Neutron diffraction sheds light on photosynthesis

Scientists from ILL and CEA-Grenoble have improved our understanding of the way plants evolved to take advantage of sunlight. Using cold neutron diffraction, they analysed the structure of thylakoid lipids found in plant leaves where photosynthesis takes place. These light-sensitive membranes cover an enormous surface area, with several hectares being present in every square metre of leaf.

The thylakoids present in plants and algae are remarkable in possessing a unique lipid composition which is not replicated by any other cellular membrane. The conservation of this composition across all plants throughout millennia of evolution has led scientists to speculate as to its role in the structure of thylakoids and its significance for the photosynthetic process.

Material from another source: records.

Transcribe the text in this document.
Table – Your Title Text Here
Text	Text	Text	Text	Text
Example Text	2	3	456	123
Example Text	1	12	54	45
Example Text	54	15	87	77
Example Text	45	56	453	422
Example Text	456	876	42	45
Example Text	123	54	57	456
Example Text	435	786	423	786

In order to better understand this question, scientists extracted the lipids found in spinach leaves in order to observe the structure that emerged when they were recombined. The cold neutron diffractometer D16 allowed them to obtain good quality images for scales at the angstrom and tens of angstrom scales they required.

In their results, published in the FASEB Journal this month, Demé and his colleagues reveal that lipids do indeed play a central role in determining the structure of photosynthetic membranes. Their paper suggests that the dense lamellar stacking of thylakoid bilayers is due to the presence of hydrogen bonds which stick the membranes together across layers of water – a discovery which opens the door to a deeper understanding of photosynthesis in plants.